Vatican TV, which has only 23 employees and an annual budget of €2.4-million, is in no mood to take big technological risks on its own. It has recruited Sony and Rupert Murdoch's three European pay-TV broadcasters – BSkyB, Sky Deutschland and Sky Italia– as partners. The Sony-Sky team will cover the canonizations with 38 cameras, 13 of them 3D, and the images will be sent to nine Eutelsat satellites – "more satellites than the Sochi Olympics," Father Vigano said. While the high-definition broadcast can be seen by anyone with a flat-screen TV, viewers who want the 3D experience will have to go to one of several hundred cinemas around the world with 3D technology.

The Vatican has been captivated by mass electronic media for decades. Vatican Radio was founded in 1931 and Vatican TV was created by John Paul in 1983, five years after he was elected pope.

For Vatican TV, the breakthrough event was John Paul's funeral. Instead of the shaky black-and-white images from afar that had characterized TV coverage of papal events in previous decades, the funeral treated viewers to an intimate experience as the cameras followed the removal of John Paul's body from the Clementine Hall, in the Vatican's Apostolic Palace, through St. Peter's Square and into the basilica. It was the first time that audiences were able to follow a pope's funeral rites in their entirety.

Sunday's double canonization will no doubt be a visual pleasure if the creativity that characterized Father Vigano's direction of Benedict XVI's exodus from the Vatican last year is any indication.

Father Vigano, who was born in Rio de Janeiro and ordained in Milan, was recruited as Vatican TV boss in January, 2013, only one month before Benedict announced his surprise resignation. He was hired, apparently, to inject some entertainment value and artistry into the often bland Vatican broadcasts.

Father Vigano is a film nut. He has a doctorate in the history of cinema, has been a professor of cinema and media studies at various ecclesiastical universities and is editor-in-chief of Rivista del Cinematografo, Italy's longest-running, and very secular, cinema magazine.

He is a fan of Federico Fellini, to the point that his direction of Benedict's departure was inspired by one of Fellini's greatest films, La Dolce Vita. The 1960 film opens with a shot of two helicopters, one of which carries a statue of Jesus from the outskirts of Rome to the Vatican. At one point, the helicopter flies over St. Peter's Square as church bells ring.

Father Vigano's playbook was similar. When Benedict left the Vatican for the last time as pope, he was carried away in a white helicopter, which gave Benedict his final tour of the city's landmarks, including the Vatican and the Colosseum, before it landed at Castel Gandolfo, the pope's summer residence in the hills just outside Rome.

In an interview last year, Father Vigano said the helicopter lift-off symbolized Benedict's "point of no return, or like the cut of the umbilical cord."
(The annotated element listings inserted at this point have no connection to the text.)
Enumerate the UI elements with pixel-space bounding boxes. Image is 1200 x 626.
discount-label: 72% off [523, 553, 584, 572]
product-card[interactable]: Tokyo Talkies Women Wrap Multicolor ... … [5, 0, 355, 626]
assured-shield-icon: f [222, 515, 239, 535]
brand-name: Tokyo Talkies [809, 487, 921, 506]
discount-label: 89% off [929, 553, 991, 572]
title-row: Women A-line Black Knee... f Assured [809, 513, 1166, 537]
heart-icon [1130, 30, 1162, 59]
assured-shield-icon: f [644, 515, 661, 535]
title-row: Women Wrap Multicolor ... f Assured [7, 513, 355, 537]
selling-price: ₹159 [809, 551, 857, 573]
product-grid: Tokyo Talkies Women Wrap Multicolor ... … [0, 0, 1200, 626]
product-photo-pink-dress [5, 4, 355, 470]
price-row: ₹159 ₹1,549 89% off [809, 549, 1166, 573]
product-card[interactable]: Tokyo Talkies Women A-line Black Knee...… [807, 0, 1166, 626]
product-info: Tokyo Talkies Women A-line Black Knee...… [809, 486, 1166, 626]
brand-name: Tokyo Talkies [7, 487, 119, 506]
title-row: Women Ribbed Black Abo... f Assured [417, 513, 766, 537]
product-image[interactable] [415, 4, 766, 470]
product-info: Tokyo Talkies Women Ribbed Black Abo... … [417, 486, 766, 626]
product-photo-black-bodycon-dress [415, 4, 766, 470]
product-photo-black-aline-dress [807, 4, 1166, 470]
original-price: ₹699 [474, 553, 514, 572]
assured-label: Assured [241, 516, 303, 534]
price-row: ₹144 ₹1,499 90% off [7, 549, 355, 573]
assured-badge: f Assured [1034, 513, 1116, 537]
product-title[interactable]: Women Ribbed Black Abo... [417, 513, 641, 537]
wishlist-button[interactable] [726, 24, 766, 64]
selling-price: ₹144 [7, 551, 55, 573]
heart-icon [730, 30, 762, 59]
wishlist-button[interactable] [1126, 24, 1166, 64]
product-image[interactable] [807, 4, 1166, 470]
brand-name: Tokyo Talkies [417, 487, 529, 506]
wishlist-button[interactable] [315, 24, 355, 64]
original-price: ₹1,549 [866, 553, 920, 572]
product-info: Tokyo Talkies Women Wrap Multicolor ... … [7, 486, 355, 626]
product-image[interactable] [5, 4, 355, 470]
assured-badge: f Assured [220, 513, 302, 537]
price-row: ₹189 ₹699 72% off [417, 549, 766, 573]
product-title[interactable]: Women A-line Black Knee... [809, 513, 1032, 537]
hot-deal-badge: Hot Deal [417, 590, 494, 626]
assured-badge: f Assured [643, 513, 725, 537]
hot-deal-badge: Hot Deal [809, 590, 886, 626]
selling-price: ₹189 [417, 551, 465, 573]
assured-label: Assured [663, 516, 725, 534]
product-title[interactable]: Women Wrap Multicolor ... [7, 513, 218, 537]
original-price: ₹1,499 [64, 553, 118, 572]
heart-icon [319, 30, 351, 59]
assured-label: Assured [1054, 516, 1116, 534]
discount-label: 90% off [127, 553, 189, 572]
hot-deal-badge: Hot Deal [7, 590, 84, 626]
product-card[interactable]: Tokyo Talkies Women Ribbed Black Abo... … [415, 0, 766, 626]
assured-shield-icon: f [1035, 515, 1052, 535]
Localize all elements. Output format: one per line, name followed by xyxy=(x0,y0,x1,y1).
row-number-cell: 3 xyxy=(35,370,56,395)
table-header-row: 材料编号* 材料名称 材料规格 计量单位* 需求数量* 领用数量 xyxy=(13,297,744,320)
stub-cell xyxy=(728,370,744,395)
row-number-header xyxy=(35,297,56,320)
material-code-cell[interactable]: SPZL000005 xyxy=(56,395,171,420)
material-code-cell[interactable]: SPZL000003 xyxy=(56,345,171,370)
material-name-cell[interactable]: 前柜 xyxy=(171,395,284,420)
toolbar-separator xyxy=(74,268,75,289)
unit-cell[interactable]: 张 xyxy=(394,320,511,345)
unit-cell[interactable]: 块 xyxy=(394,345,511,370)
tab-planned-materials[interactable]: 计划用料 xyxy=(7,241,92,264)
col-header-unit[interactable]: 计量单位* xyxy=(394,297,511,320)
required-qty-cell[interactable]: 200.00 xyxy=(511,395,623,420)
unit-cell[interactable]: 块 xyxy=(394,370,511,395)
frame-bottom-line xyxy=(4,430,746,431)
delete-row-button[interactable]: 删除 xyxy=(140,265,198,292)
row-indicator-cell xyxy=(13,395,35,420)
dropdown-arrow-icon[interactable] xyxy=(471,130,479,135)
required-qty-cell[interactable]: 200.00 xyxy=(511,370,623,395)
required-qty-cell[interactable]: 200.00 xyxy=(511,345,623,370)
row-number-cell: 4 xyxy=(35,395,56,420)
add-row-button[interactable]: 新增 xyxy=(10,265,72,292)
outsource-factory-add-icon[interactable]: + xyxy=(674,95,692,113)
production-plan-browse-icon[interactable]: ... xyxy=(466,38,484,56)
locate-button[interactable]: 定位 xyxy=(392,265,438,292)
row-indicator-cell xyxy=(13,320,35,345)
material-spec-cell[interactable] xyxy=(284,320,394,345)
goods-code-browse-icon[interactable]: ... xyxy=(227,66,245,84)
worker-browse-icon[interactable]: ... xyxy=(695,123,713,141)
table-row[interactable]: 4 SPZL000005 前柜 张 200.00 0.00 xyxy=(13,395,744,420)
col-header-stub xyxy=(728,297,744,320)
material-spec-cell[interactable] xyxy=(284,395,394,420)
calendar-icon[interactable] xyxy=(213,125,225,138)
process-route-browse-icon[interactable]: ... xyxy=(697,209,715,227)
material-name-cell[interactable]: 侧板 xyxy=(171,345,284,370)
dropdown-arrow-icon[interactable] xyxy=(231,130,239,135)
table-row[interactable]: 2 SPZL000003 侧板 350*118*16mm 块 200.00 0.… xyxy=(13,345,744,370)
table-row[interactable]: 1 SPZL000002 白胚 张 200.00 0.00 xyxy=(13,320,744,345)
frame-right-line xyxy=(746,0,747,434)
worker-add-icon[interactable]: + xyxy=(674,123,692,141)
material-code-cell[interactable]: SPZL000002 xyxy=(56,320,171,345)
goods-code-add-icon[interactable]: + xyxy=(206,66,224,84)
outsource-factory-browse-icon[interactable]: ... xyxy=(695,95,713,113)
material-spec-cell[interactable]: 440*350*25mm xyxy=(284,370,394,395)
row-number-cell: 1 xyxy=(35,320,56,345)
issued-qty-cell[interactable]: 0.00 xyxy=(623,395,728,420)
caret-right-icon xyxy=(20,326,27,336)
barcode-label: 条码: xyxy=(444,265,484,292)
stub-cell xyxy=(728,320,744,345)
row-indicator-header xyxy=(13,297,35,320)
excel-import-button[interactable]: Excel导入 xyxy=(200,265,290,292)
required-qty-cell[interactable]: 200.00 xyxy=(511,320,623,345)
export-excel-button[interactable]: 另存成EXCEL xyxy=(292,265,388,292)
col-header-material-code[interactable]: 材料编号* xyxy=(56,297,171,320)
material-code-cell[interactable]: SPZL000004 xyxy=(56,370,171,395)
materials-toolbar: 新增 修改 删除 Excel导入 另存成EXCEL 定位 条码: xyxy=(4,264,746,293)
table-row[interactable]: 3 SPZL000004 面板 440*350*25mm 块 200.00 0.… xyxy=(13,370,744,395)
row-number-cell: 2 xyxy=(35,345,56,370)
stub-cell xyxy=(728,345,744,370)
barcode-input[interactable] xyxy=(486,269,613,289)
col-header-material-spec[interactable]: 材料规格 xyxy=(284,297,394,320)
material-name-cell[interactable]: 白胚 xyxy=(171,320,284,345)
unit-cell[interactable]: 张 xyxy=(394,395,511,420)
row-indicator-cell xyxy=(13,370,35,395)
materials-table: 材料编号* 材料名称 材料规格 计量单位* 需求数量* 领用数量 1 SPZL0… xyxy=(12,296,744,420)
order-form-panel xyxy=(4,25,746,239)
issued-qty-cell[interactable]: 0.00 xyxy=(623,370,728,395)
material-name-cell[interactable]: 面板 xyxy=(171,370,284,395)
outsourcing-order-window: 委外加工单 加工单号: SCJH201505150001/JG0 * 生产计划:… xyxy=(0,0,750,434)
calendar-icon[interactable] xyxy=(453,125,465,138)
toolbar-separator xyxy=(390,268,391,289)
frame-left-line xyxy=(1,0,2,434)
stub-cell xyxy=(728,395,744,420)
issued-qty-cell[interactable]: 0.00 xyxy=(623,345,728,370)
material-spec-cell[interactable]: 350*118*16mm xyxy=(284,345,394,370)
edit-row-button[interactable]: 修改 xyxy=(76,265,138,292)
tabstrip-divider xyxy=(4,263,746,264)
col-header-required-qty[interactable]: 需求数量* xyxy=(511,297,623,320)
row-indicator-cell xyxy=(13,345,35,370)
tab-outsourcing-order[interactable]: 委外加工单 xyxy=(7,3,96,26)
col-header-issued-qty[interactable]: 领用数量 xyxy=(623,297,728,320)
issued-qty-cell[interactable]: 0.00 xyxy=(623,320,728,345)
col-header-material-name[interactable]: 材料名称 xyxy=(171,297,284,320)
His coverage of the conclave that elected the Argentine Cardinal Mario Jose Bergoglio as pope was equally mesmerizing. The highlight was when the Vatican TV cameras' wide-angle lens caught the freshly minted pope from behind, allowing viewers to see both the pope with his outstretched arms and the enormous crowd below, lighting up St. Peter's Square like an enormous Christmas tree with their mobile-phone lights.

"Cinema and the church are not far away from each other, because cinema and angels – both of them – are made of light and movement," Father Vigano said.

For his part, Father Rosica said Vatican TV under Father Vigano has understood that "the future of religious broadcasting lies not in demanding more dedicated religious programming but in creating programs that inform, educate and entertain."